La confiance des entreprises en baisse au Canada

Les entreprises québécoises sont les seules à continuer de faire état de pénuries de main-d’oeuvre plus intenses qu’il y a 12 mois.
Photo: Jacques Nadeau Le Devoir Les entreprises québécoises sont les seules à continuer de faire état de pénuries de main-d’oeuvre plus intenses qu’il y a 12 mois.

La confiance des entreprises canadiennes a baissé à son plus bas niveau en deux ans et demi, rapporte la Banque du Canada.

Le ralentissement de la croissance économique et les « vents contraires » soufflant des États-Unis ont accéléré en début d’année la glissade de la confiance des entreprises amorcée durant la seconde moitié de 2018, a constaté la banque centrale canadienne lundi en dévoilant l’édition printanière de son Enquête sur les perspectives des entreprises.

Pointant pour la première fois en territoire « légèrement » négatif depuis l’automne 2016, le principal indicateur de l’enquête est à l’image des « résultats pour plusieurs questions de l’enquête [qui] ont baissé sous les moyennes historiques », observe la Banque du Canada.

Un recul

Les perspectives des entreprises en matière de ventes, d’investissements et d’embauches affichent toutes un recul, accusant principalement le coup des difficultés du secteur énergétique de l’Ouest canadien, de « la faiblesse persistante » du marché de l’habitation « dans certaines régions » et des « effets tangibles des tensions entourant les échanges mondiaux ».

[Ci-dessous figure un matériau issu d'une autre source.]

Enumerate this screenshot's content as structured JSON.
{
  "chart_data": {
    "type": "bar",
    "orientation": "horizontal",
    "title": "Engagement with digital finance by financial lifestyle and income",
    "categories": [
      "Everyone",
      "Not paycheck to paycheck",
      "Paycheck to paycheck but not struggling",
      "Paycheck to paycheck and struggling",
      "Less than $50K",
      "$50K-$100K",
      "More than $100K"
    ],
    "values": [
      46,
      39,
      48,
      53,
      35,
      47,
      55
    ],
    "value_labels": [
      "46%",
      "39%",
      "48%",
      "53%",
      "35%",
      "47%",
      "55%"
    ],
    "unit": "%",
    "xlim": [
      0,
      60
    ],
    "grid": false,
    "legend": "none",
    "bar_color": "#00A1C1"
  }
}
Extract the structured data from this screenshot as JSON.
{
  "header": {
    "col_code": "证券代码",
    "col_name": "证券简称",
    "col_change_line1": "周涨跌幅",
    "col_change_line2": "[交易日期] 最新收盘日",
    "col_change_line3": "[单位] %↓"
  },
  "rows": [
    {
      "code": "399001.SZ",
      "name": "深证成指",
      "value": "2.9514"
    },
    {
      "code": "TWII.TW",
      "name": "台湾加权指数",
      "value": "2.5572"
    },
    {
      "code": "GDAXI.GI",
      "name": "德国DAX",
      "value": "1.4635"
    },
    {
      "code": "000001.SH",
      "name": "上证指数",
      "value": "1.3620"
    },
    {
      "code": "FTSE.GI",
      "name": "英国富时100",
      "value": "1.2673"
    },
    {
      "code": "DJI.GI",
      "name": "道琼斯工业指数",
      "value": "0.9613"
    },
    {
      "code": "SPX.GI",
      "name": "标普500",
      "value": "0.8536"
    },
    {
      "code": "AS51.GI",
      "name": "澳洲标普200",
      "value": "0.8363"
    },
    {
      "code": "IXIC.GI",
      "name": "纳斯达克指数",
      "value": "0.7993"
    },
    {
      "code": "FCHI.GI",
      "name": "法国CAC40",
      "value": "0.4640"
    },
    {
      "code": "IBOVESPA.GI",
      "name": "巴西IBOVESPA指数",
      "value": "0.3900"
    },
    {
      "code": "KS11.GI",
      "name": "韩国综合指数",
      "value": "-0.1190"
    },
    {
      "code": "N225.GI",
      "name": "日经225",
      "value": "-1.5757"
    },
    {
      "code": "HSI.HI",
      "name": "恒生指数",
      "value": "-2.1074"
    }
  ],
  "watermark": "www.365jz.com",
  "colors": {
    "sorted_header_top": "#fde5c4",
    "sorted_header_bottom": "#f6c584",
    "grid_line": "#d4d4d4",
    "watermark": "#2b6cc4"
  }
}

Citant « plusieurs vents contraires en provenance de l’étranger », les répondants de l’enquête ont notamment évoqué ceux soufflant des États-Unis, où, en plus d’un ralentissement de croissance économique, plusieurs entreprises canadiennes disent faire face à du protectionnisme ainsi qu’à des baisses d’impôts et à une réglementation qui réduisent leur compétitivité face à leurs concurrents américains.

On se dit également victimes des impacts directs et de l’incertitude découlant de la guerre commerciale entre la Chine et les États-Unis, les tensions géopolitiques entre la Chine et le Canada, ainsi que tous les autres différends commerciaux en cours dans le monde.

Le Québec à part

Si l’humeur est particulièrement en berne dans les provinces de l’Ouest, aux prises avec des prix de l’énergie déprimés, des projets de pipelines bloqués et une limitation de la production, le Québec se démarque, à l’inverse, par des perspectives de ventes qui demeurent fermes, rapporte la Banque du Canada sur la base de son sondage, réalisé du 19 février au 13 mars auprès des dirigeants d’une centaine d’entreprises canadiennes représentatives.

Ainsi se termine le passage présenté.